With thanks to a great engineer.
As a kid, when I was taking math finals in school, one of the rich kids had an electronic calculator. The rest of us had slide rules and logarithmic tables. What struck me was that he was forced to surrender it at the door before entering the exam hall. You see, this being a very proper British establishment that believed in a level playing field, they thought it unfair that he should have that technology available to him compared to the paper and pencils the rest of us had. An attitude which has a lot to do with Britain’s fall from world leadership, this young prat’s use of technology was deemed unBritish. It was my first exposure to what I later came to know as the Unfair Advantage. What has not changed one iota since then is the resentment the owners of the Unfair Advantage engender in the deprived masses without.
The concept of the Unfair Advantage was made famous by a great American race car driver and mechanical engineer name Mark Donohue. His education and analytical engineering skills, something not possessed by any of his competitors, allowed Porsche to develop his race car, the 917-30, to a peak of perfection which saw it win all but one of the CanAm races in 1973. The format was subsequently changed and the car obsoleted, but Donohue had shown that having an Unfair Advantage was a winning formula.
Donohue’s Unfair Advantage – the 917-30.
I learned a lot from Donohue and have always been seeking the Unfair Advantage in whatever I do, be it business or pleasure.
Take Harvard, where I would like my son to get an MBA many years hence. He is male. Unfair Advantage. 98% of Fortune 500 CEOs are men. He will be over 6 feet tall. Unfair Advantage. Over 70% of Fortune 500 CEOs are over 6′ tall. He will have the best education up to that point. Unfair Advantage. While the hard scrabbling ghetto kid can win, the odds are long. My son is white. Unfair Advantage, like it or not. There are four or so black CEOs in the Fortune 500. My son is an American. Unfair Advantage. He has access to teaching and technologies most would die for though few can afford. My son will have a substantial trust fund (if I don’t blow it first) which will allow him to take risks the poor cannot afford. Unfair Advantage. At an American Ivy League school, even if his academic accomplishments are mediocre, he will leave with one of the best possible Contact lists on his iPhone. Unfair Advantage. It’s who you know …. My son lives in San Francisco which, with just two or three other US cities, offers access to culture and diversity. Unfair Advantage. Sure there are some successful people in Mississippi, but he will never have to suffer the miseries or lost opportunities of growing up there. My son is also physically very beautiful, for which he can thank his mother. Unfair Advantage. How many ugly CEOs do you know?
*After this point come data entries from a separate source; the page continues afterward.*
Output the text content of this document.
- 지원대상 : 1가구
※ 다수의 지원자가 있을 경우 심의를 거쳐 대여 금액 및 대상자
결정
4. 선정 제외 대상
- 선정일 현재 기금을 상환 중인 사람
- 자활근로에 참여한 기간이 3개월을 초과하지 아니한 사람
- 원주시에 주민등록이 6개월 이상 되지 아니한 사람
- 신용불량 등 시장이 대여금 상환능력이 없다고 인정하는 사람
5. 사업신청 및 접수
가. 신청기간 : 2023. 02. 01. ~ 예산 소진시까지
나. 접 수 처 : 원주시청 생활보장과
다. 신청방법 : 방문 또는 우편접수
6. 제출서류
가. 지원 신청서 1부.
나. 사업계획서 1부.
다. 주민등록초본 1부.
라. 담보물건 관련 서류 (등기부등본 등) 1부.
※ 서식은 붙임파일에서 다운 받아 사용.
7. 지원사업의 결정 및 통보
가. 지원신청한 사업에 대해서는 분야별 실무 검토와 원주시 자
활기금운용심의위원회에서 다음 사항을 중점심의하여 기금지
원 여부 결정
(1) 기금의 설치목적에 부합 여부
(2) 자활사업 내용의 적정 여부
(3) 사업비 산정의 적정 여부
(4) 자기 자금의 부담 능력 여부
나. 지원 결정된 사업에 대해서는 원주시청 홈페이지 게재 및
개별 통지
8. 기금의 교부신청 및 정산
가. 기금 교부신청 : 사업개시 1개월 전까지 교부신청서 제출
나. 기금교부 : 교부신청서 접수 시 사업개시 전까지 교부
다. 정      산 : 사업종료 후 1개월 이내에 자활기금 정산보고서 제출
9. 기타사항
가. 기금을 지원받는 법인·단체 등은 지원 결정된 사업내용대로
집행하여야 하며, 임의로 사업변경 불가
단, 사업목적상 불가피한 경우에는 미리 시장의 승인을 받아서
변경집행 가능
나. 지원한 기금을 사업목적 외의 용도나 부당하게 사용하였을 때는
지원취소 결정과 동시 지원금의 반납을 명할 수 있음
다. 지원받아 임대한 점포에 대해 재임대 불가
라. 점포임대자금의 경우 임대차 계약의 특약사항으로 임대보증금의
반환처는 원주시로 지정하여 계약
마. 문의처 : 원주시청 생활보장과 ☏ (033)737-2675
So some of his Unfair Advantages are genetic – height, skin color, genes, looks, while others are man made – wealth, education, technology. But while I have no more idea whether he will be successful than any parent ever has, I have maximized his chances within the currently white dominated rule system by maximizing his Unfair Advantages.
In photography, technological change has always brought with it an Unfair Advantage. However, unlike with education where wealth correlates highly with access, the Unfair Advantage in photography lasts a brief time. Color film gave Life magazine an Unfair Advantage over its competitors then suddenly it was cheap and everyone had it. Life magazine folded. Early adopters of digital had an Unfair Advantage. They could process and deliver images faster than the film users but before you could say CMOS sensor, everyone had digital and it was dirt cheap. The Unfair Advantage was gone and had become a necessity. Unless you want to be a target for hilarity, no self respecting professional photographer would be seen dead using film unless, that is, he is so successful that it can be shrugged off as a charming eccentricity. “That’s Bruce, man. That’s the way the dude rolls.”
When technology suffers one of its frequent seismic changes, the early adopters are scoffed at by fools like this – in today’s WSJ:
Not one moment’s thought has gone into that piece of nonsense, written by a guy who drives looking in the rear view mirror. What he does not know and likely will never understand is that, armed with an iPad, my eight year old son has a massive Unfair Advantage. He can both consume and create using the device in ways not a single one of his classmates can. By the time they have all caught up because they don’t get it, or their parents don’t get it more likely, or they are waiting for ‘the bugs to be worked out’, or because they want feature this or feature that, Winston will have had a one year lead on them which they cannot recover. His Unfair Advantage is conceptually identical to Mark Donohue’s.
Thank you Mark for teaching me one of the most important things I ever learned, and it’s not something I picked up in the storied corridors of academe. You can buy Donohue’s book from Amazon and, yes, it’s titled The Unfair Advantage.
One of Winston’s many Unfair Advantages.
Disclosure: Long AAPL. The mess of Apple technology which surrounds my life is the ultimate Unfair Advantage.